The LH rocker switch has 2 symbols - the top shows a side drawing of the front of a motor home, the bottom a squiggle. I take it the top shows the engine battery - the bottom I take to be the leisure can anyone confirm?
Many thanks 
John


----------



## Charisma (Apr 17, 2008)

If I remember correctly, the switch is 3 position - the middle being Off and the other positions as you describe.

If you have the battery charger on (when hooked up on mains) then the switch will also determine which battery gets charged.

We always used to switch to the top position (Cab Battery) for the last day if we had been parked up for a while so that the starter battery was well charged.

Dave


----------



## johnk854 (Oct 27, 2014)

Thanks Dave for your help.


----------



## johnk854 (Oct 27, 2014)

Bitten the bullet and bought a new one. 
Found in the engine compartment in front of the battery a bent bit of metal that turns and locks into a plastic base - the metal has a cord that is fixed to the chassis. 
Turns out that it isolates the battery - disconnecting it.
Is this a standard fitting for the ducato engine? ?


----------



## Charisma (Apr 17, 2008)

I had a 2005 Swift (previous van) but I dont recall anything like that attached to the battery. I did replace the battery in that van.

The + terminal had a lot of wires attached to a big plate which was attached to the battery post, but I think the - terminal just connected to one or two wires.

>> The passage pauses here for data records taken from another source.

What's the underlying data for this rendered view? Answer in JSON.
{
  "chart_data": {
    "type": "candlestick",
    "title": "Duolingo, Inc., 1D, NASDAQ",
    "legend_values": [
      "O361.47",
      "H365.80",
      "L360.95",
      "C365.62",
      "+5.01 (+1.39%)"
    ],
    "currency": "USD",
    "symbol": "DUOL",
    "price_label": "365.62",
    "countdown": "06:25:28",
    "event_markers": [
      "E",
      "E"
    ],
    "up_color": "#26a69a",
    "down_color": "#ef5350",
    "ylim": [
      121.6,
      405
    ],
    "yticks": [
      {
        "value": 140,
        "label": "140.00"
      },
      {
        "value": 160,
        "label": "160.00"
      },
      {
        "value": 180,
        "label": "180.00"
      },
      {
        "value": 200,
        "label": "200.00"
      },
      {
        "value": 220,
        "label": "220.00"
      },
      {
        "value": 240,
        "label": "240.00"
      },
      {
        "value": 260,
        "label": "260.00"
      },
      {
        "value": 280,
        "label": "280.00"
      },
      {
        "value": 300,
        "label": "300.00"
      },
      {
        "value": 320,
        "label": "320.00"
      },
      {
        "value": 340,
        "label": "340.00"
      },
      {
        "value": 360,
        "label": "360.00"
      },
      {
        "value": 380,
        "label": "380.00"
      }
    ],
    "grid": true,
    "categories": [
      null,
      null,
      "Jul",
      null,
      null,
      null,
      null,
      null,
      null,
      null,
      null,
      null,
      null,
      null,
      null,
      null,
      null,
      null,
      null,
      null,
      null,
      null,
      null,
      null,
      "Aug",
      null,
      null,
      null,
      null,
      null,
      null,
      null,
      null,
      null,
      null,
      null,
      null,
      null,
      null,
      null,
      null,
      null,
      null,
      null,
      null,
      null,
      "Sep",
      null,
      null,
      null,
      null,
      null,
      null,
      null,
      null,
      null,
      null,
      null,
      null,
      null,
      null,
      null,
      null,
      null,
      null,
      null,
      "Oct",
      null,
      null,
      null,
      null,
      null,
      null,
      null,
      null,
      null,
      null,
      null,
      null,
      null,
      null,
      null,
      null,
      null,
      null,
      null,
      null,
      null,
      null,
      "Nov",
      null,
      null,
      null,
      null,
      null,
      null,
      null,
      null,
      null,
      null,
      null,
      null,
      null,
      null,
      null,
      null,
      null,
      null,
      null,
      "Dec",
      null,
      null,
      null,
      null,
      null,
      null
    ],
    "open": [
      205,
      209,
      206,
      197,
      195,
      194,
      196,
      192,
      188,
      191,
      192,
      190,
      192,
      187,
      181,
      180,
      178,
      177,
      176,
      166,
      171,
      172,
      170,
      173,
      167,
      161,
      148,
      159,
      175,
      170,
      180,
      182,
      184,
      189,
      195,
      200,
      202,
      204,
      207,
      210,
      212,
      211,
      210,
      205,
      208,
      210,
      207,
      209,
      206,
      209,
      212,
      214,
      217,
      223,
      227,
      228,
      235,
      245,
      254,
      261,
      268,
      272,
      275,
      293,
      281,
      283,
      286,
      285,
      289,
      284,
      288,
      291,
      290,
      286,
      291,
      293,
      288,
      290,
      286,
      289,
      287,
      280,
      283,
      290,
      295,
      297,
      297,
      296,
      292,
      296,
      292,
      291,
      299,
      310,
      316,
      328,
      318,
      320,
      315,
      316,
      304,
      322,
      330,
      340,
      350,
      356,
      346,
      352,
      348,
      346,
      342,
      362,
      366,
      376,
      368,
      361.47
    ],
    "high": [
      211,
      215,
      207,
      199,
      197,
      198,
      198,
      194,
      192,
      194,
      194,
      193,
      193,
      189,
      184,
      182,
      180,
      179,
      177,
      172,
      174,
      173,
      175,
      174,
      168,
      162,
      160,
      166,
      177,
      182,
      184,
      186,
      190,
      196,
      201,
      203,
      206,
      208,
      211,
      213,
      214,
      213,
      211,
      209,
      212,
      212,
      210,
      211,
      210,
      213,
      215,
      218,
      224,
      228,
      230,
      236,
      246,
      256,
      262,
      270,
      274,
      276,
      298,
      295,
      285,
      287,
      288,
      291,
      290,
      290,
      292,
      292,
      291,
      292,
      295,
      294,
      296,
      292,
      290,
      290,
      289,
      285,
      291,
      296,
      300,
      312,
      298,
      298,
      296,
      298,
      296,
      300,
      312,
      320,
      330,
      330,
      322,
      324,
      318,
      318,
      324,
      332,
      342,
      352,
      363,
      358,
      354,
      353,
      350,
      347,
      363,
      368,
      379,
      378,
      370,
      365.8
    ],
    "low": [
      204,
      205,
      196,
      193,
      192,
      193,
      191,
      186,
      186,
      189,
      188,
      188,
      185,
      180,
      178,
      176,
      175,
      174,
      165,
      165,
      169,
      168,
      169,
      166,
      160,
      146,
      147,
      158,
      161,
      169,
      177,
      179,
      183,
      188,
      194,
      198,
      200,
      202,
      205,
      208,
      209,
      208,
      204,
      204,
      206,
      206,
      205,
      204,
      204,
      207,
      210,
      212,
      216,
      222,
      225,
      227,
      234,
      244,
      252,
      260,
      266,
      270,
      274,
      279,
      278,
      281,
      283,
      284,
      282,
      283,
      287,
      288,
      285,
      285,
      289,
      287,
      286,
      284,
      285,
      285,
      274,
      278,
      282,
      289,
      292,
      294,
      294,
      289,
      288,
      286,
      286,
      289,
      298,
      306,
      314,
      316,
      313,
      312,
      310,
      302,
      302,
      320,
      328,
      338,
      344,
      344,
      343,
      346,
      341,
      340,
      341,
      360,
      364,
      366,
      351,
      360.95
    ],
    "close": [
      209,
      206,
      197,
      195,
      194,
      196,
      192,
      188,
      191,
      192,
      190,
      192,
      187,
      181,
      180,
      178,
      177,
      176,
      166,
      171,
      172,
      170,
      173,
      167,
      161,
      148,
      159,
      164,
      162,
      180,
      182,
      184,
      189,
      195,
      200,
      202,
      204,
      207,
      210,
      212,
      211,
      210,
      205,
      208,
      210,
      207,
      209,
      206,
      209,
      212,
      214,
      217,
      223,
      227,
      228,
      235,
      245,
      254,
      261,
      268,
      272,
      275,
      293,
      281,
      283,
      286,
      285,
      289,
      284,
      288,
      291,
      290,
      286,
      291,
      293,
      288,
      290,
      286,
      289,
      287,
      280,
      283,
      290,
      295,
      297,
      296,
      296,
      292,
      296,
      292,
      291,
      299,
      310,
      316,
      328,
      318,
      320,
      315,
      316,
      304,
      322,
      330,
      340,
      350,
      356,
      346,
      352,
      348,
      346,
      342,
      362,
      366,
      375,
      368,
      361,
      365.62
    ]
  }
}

I may be wrong, but perhaps someone else can confirm?

Dave


----------



## johnk854 (Oct 27, 2014)

Hmm same vintage van so odd.
This device is part of the earth strap - quite a hefty lump - looks to be contemporary with the wiring loom too


----------



## geordie01 (Apr 20, 2006)

when connected to hook up the middle position will let you run the 12v system off the charger/12v supply only, bottom is charger plus charging the leisure battery top is charger plus charging the vehicle battery.
Off hook up middle is 12v system off/bottom is 12v leisure battery supply/top is vehicle 12v supply to the hab area only use in emergency as it will drain the starting battery!!


----------



## Charisma (Apr 17, 2008)

johnk854 said:


> Hmm same vintage van so odd.
> This device is part of the earth strap - quite a hefty lump - looks to be contemporary with the wiring loom too


Can you post a picture of the item?

Dave


----------